Un accord antérieur, appelé Privacy Shield Deal, avait été invalidé par la Cour de justice de l’Union européenne (CJUE) en juillet 2020.

Depuis, Washington s’est démené pour proposer une base juridique pour un nouvel accord. En bref : Ashcroft en a rêvé, Von der Leyen l’a fait. Pour Luca Bertuzzi, auteur d’un article Biden et Von der Leyen annoncent un accord « de principe » sur les flux de données transatlantiques , sur le site Euractiv, « la question centrale est celle des lois américaines sur la surveillance, qui permettent aux services de renseignement d’accéder aux données personnelles avec peu d’examen et sans possibilité de redresser la situation ».

« Il est particulièrement consternant que les États-Unis aient prétendument utilisé la guerre contre l’Ukraine pour pousser l’UE sur cette question économique », a déclaré Max Schrems, le militant de la vie privée à l’origine des deux décisions de justice homonymes. « Nous nous attendons à ce que cette affaire revienne devant la Cour dans les mois qui suivent une décision finale. »

« Nous avons réussi à trouver un équilibre entre la sécurité et le droit à la vie privée et à la protection des données », affirme Mme von der Leyen.
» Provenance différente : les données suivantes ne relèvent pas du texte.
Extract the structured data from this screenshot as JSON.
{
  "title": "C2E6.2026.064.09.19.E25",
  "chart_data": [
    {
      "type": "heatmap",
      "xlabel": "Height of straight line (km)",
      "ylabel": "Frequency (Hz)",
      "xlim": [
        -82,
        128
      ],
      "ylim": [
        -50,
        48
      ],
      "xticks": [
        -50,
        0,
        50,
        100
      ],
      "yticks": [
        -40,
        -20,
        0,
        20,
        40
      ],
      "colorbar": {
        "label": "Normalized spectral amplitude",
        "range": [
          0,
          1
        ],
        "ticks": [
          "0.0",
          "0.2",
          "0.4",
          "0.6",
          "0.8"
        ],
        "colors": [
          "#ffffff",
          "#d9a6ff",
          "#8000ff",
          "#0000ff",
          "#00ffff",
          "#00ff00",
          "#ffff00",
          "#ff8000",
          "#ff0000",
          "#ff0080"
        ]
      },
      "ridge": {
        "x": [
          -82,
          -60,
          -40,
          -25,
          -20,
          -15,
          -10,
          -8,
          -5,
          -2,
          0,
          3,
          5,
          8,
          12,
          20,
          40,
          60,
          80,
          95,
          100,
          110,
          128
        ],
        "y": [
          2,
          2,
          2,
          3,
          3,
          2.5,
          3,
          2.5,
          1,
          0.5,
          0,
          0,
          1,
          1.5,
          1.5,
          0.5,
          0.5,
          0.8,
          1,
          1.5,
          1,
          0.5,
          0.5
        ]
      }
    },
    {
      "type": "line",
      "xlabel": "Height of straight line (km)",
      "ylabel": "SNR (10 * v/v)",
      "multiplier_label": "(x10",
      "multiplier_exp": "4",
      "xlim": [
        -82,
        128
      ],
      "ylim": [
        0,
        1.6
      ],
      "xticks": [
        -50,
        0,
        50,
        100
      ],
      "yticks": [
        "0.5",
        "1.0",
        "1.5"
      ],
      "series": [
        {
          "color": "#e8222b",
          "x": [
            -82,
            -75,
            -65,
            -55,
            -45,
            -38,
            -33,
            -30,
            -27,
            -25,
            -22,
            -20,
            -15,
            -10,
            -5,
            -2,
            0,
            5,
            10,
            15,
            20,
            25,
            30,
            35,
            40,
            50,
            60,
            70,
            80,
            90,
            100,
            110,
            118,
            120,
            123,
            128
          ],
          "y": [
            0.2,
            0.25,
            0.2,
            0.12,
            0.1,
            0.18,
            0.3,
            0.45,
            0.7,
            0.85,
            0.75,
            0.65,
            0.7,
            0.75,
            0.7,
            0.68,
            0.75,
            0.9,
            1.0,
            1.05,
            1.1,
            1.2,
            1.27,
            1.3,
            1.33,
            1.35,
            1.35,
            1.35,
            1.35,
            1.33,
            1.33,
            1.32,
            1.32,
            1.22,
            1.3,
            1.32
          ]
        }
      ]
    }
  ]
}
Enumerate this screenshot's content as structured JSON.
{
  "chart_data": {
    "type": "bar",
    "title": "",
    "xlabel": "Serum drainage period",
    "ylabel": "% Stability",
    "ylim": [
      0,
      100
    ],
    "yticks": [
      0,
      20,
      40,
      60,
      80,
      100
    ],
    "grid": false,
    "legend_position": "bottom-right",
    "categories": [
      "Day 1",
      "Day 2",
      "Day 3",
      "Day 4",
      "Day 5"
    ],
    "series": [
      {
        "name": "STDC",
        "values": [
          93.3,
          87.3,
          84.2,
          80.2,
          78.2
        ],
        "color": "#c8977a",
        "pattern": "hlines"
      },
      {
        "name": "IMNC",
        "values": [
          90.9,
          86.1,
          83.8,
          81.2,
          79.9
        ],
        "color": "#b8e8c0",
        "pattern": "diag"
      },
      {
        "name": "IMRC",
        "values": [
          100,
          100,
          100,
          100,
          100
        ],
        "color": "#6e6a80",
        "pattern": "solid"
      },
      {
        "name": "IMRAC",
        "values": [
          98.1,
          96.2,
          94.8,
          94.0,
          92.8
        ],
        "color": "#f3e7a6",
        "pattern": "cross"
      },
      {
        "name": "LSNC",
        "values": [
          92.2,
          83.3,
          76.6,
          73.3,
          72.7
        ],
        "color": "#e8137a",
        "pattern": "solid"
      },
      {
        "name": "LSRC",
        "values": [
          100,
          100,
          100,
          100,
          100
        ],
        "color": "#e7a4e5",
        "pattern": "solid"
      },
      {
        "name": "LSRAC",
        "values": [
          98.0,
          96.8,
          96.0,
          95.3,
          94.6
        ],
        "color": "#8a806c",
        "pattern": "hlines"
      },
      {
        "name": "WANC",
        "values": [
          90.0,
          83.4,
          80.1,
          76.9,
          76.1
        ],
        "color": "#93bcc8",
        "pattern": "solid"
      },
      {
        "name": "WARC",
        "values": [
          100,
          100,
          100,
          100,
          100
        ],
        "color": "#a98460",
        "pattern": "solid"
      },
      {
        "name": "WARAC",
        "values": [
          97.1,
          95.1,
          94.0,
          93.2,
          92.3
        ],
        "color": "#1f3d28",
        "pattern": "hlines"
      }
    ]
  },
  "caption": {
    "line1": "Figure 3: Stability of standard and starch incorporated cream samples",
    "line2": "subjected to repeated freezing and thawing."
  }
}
A tout le moins, le contexte de guerre et de dépendance de l’Europe envers les Etats-Unis dans lequel se fait cet accord, tout comme les états de service de M. Biden et Mme von der Leyen, risquent de jeter un doute sérieux quant à l’honnêteté du « deal ».


Notes

[1de 2006 à 2012, trois présidents français ont été sous écoutes de la National Security Agency (NSA) américaine, mais aussi des dirigeants étrangers comme Angela Merkel. Des milliers d’autres citoyens ont été sous écoute, à leur insu.